With Marguerite, it is still more convenient; she has chanced by a miracle on an old man worth ten millions, whose wife and daughter are dead; who has only some nephews, themselves rich, and who gives her all she wants without asking anything in return. But she can not ask him for more than seventy thousand francs a year; and I am sure that if she did ask for more, despite his health and the affection he has for her he would not give it to her.

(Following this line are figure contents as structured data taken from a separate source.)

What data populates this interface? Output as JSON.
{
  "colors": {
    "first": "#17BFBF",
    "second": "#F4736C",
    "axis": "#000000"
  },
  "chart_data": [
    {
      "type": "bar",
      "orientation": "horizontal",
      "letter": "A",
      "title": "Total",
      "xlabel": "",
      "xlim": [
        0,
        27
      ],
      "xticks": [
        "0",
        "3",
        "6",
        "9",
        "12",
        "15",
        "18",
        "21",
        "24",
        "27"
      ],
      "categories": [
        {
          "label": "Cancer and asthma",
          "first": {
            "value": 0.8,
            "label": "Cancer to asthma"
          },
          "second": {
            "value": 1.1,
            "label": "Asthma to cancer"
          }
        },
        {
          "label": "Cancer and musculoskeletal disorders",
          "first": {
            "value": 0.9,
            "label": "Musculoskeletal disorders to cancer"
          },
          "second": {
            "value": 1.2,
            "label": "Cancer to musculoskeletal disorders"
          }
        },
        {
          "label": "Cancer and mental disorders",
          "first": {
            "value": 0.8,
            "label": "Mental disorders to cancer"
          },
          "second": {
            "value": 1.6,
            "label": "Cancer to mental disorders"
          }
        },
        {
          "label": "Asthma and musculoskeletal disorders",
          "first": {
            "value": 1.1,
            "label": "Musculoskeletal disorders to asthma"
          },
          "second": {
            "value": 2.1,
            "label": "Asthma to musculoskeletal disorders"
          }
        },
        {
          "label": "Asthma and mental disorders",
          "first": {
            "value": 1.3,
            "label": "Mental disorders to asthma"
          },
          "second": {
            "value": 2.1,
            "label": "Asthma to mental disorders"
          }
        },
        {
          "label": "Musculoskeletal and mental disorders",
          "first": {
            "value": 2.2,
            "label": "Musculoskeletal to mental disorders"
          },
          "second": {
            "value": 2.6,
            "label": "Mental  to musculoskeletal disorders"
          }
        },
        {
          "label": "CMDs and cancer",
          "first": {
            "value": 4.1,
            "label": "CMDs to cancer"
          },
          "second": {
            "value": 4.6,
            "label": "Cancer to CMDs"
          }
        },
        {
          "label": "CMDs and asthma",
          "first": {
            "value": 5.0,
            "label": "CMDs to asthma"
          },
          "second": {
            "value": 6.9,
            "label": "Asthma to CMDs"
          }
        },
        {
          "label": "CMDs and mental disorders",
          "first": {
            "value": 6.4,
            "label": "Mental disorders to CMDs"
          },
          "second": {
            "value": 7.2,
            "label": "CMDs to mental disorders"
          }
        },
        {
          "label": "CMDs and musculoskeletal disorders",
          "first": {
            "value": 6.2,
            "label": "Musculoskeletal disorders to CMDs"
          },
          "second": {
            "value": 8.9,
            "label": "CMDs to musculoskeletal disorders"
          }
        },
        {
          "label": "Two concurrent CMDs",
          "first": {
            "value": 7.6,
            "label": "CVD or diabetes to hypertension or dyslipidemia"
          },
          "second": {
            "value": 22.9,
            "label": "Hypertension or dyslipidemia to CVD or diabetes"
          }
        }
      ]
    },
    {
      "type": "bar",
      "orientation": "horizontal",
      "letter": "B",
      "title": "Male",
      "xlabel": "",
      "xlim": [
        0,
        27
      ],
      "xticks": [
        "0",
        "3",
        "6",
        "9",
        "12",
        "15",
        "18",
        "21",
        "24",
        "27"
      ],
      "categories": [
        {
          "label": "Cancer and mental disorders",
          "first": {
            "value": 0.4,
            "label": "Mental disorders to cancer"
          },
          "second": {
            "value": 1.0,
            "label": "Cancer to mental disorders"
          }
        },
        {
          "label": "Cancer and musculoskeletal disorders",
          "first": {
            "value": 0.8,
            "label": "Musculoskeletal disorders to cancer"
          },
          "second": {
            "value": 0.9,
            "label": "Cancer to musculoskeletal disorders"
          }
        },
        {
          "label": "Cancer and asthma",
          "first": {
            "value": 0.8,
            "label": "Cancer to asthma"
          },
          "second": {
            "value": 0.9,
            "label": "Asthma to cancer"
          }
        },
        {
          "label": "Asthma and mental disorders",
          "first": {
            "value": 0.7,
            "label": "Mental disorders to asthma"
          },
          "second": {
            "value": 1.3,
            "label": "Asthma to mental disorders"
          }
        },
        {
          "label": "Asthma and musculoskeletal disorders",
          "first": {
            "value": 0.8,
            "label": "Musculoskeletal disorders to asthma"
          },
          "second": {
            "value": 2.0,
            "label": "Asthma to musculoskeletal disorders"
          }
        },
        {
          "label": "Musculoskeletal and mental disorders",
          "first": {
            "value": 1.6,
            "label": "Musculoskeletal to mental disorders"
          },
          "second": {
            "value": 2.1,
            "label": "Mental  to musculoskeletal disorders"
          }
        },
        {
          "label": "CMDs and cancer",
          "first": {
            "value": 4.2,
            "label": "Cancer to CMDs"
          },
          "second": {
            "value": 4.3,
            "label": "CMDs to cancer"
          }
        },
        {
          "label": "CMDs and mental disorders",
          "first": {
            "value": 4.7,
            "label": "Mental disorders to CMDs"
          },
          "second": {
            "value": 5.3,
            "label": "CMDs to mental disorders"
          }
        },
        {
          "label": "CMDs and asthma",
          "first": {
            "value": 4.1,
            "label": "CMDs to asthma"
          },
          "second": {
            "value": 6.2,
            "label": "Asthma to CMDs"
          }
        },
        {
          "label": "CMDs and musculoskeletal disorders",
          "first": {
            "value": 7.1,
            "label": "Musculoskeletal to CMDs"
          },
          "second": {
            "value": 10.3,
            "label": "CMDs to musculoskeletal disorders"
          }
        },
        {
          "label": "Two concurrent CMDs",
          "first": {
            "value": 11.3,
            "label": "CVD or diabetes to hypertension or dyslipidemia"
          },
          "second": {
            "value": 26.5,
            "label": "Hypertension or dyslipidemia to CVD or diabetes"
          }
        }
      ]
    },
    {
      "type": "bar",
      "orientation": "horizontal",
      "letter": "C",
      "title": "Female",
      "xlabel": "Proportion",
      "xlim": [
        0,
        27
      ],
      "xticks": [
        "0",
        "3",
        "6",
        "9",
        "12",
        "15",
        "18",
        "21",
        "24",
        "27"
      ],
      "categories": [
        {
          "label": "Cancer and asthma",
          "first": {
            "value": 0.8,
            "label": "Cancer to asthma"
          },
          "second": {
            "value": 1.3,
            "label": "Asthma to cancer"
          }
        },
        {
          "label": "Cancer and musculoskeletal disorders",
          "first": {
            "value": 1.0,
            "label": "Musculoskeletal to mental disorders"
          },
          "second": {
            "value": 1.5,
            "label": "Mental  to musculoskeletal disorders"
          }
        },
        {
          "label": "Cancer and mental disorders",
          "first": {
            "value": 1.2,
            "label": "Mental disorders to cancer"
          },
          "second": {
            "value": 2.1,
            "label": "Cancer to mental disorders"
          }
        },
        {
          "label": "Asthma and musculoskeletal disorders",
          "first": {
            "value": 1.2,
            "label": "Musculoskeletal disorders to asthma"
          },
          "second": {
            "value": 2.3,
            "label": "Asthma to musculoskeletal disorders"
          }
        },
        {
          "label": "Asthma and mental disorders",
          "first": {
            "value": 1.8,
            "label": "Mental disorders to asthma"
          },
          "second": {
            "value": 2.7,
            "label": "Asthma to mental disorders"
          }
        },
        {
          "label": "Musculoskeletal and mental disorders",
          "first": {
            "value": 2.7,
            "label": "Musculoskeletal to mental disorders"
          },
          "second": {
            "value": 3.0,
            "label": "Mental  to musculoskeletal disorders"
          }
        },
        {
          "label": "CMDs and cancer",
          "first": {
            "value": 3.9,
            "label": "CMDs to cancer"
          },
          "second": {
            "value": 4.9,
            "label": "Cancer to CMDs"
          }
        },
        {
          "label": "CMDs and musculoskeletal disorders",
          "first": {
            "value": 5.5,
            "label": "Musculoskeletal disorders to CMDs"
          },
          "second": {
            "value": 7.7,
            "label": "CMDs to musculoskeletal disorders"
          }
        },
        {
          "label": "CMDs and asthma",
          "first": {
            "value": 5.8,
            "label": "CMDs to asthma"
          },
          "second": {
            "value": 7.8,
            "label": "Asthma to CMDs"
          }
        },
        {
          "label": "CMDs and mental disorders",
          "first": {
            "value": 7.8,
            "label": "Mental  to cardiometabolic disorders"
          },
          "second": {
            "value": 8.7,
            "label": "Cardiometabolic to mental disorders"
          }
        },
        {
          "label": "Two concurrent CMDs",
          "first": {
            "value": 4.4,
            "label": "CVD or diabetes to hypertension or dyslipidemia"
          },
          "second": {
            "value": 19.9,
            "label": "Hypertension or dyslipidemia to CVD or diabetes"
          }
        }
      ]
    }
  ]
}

"All the young men of twenty or thirty thousand francs a year at Paris, that is to say, men who have only just enough to live on in the society in which they mix, know perfectly well, when they are the lovers of a woman like Marguerite, that she could not so much as pay for the rooms she lives in and the servants who wait upon her with what they give her. They do not say to her that they know it; they pretend not to see anything, and when they have had enough of it they go their way. If they have the vanity to wish to pay for everything they get ruined, like the fools they are, and go and get killed in Africa, after leaving a hundred thousand francs of debt in Paris. Do you think a woman is grateful to them for it? Far from it. She declares that she has sacrificed her position for them, and that while she was with them she was losing money. These details seem to you shocking?
Well, they are true. You are a very nice fellow; I like you very much. I have lived with these women for twenty years; I know what they are worth, and I don't want to see you take the caprice that a pretty girl has for you too seriously.